Back in the early 80s, when Cisco came on the scene, the cloud was the domain of meteorologists. And back then, Cisco was a company that made actual things, most notably the famous “Blue Box,” a router that connected computers across the Stanford campus using Cisco’s own local area network (LAN) protocol. And life was good. By the time the company went public in 1990, it had a market capitalization of $224 million. It’s only gotten better since: as of November 2020, Cisco had a market cap of around $173 billion.
But the ride to that epic growth in market cap wasn’t always easy. In fact, it was downright rocky at the start of the millennium. After decades of being a global tech leader, racking up profits and putting a big grin on their shareholders’s faces, Cisco entered the 2010s facing stiff competition from both domestic tech companies like Alcatel-Lucent and Juniper Networks, as well as from the overseas behemoth, Huawei. In 2011, their profits were so anemic, they slashed annual expenses by an eye-popping $1 billion and eliminated more than 6,500 jobs. Then a couple of years later, they made a hard pivot to B2B sales, and it was around that same time that they started exploring how to jump on the cloud bandwagon.

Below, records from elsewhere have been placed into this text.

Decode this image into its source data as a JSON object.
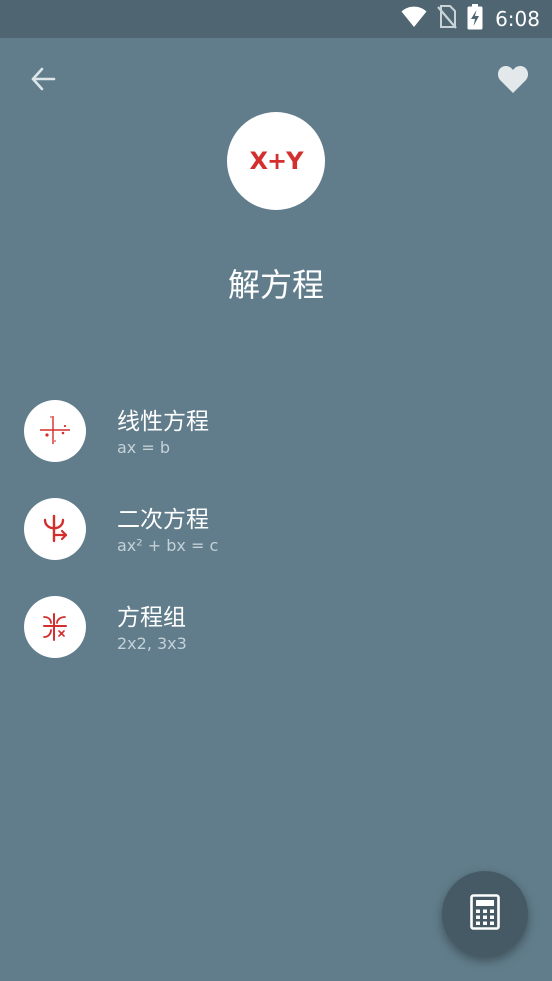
{
  "status_bar": {
    "time": "6:08",
    "icons": [
      "wifi-icon",
      "no-sim-icon",
      "battery-charging-icon"
    ]
  },
  "header": {
    "back_icon": "arrow-back-icon",
    "favorite_icon": "heart-icon",
    "logo_text": "X+Y",
    "title": "解方程"
  },
  "items": [
    {
      "title": "线性方程",
      "subtitle": "ax = b",
      "icon": "linear-graph-icon"
    },
    {
      "title": "二次方程",
      "subtitle": "ax² + bx = c",
      "icon": "quadratic-icon"
    },
    {
      "title": "方程组",
      "subtitle": "2x2, 3x3",
      "icon": "system-equations-icon"
    }
  ],
  "fab": {
    "icon": "calculator-icon"
  },
  "colors": {
    "background": "#617d8b",
    "status_bar": "#4f6672",
    "accent": "#d32f2f",
    "fab": "#455a64"
  }
}
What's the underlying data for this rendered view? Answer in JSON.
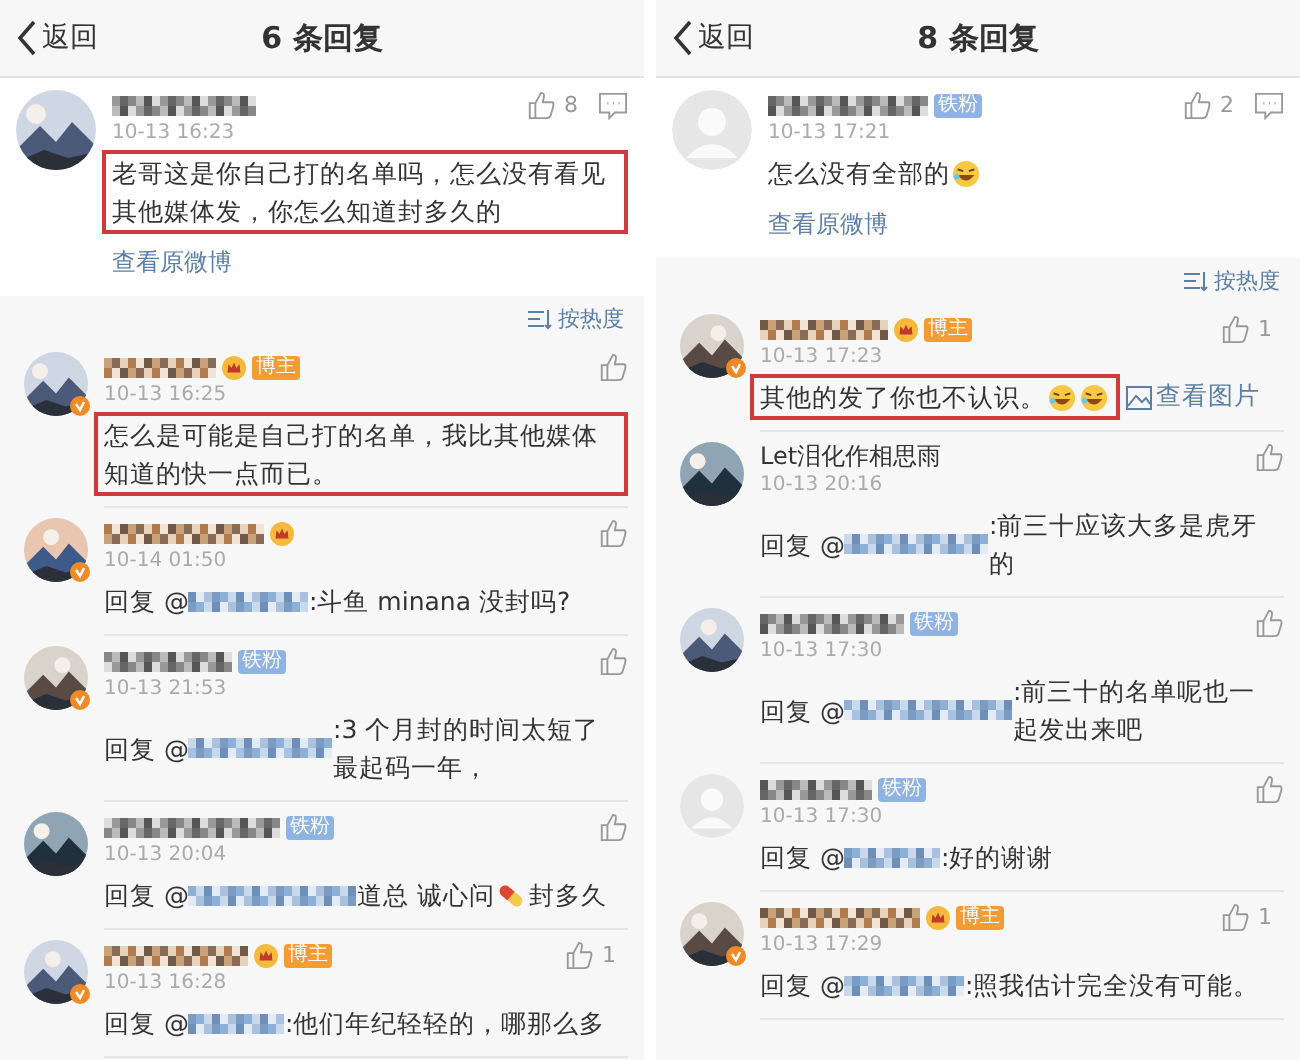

Their shift to cloud and subscriptions really took off in 2016, when Chuck Robbins took over as CEO. Robbins was an early and vocal evangelist for Cisco becoming a software and subscriptions company, and though the transition had a flattening impact on short-term revenues at first (because they were no longer getting that big up-front hardware cash), it was clear from the get-go that Robbins was committed to taking Cisco on the Subscription Economy journey. “We believe we will transition more of our revenues to a software- and subscription-based model and accelerate our shift across our portfolio,” Robbins said in an earnings call at the time. T
The Cloud Gains Steam
In the years since, Cisco has boldly followed its peers—even gobbling up some of them in the process—into the subscription-based, everything-as-a-service world. And experts predict that like with many shifts we’ve seen in the last year, the pandemic has only juiced Cisco’s subscription play. Because as businesses fight their way through the post-pandemic fog, they’re looking for every way possible to stay agile and match their IT expenses to the ever-shifting demands of their customers. “Network-as-a-service is a great option for businesses wanting to shift to a cloud operating model without a heavy lift,” says Todd Nightingale, Cisco’s senior VP and GM of Enterprise Networking and Cloud.
In March, 2021, Cisco announced its big, bold, and new subscription-based model—Cisco Plus—that will give customers the option to subscribe to hardware, software, and security products on either a “pay-as-you-go” or a “pay-as-you-grow” basis. With Cisco Plus, customers don’t own the Cisco equipment anymore, but are basically renting it with contracts for three-to-five years, essentially ending the buy-and-toss cycle of outdated gear.
There are two product paths with Cisco Plus:
•Cisco Plus Hybrid Cloud: The first part of Cisco’s as-a-service strategy encompasses data center networking, compute, and storage equipment. It’s expected to launch in mid-summer 2021 as a limited release in Australia, Canada, Germany, the Netherlands, UK and the U.S. And then later this year, as-a-service customers will have access to what they’re calling the Cisco Plus Experience, a self-service portal where customers can choose from a broad catalog of Cisco and partner services.
•Cisco SASE NaaS: Cisco’s new Network-as-a-Service (NaaS) solutions are also scheduled for rollout this year, focusing first on a cloud-based solution-as-a-service for secure access service edge (SASE). Cisco is planning for the limited release of NaaS solutions later this calendar year, a strategy that will unify networking, security, and visibility services across access, WAN, and cloud domains.
“As we move toward everything as a service, customers are buying more than simply a product,” says Maria Martinez, Cisco’s chief operating officer who’s been working since 2018 to accelerate the company’s shift to subscription-based products and services. “They’re also buying outcomes. Customers don’t want to buy something, then deal with provisioning, then deal with delivery. The experience needs to be seamless—and the only way that’s possible is when the people who work on the underlying technologies, support, and services work closely to enable customer success.”
Though there were plenty of experts who doubted Cisco could deliver on subscription-based networking, Robbins is thrilled his bet is paying off. “The irony of all ironies is that this transition to the cloud, which was supposed to be a big headwind for Cisco, is actually driving our growth,” he said in an interview with CRNtv. “I think that we’ve now proven that the model works, and we are in the midst of continuing to add more pure software assets to our business and also continuing to shift our core business to one of recurring software and subscriptions.”
And the numbers prove his point. Software subscriptions now make up 78% of Cisco’s software revenue, and the company is on track to meet its pledge to have software and services account for 30 percent of its total revenue over the next three years.
Martinez believes other companies can learn from what Cisco’s done right in their shift to subscriptions, as well as from the stumbles they’ve had along the way. “To reach your goal, you are going to have to take slight turns,” she says. “The key is to learn from those turns; every experience offers lessons, even if it appears to be a mistake.”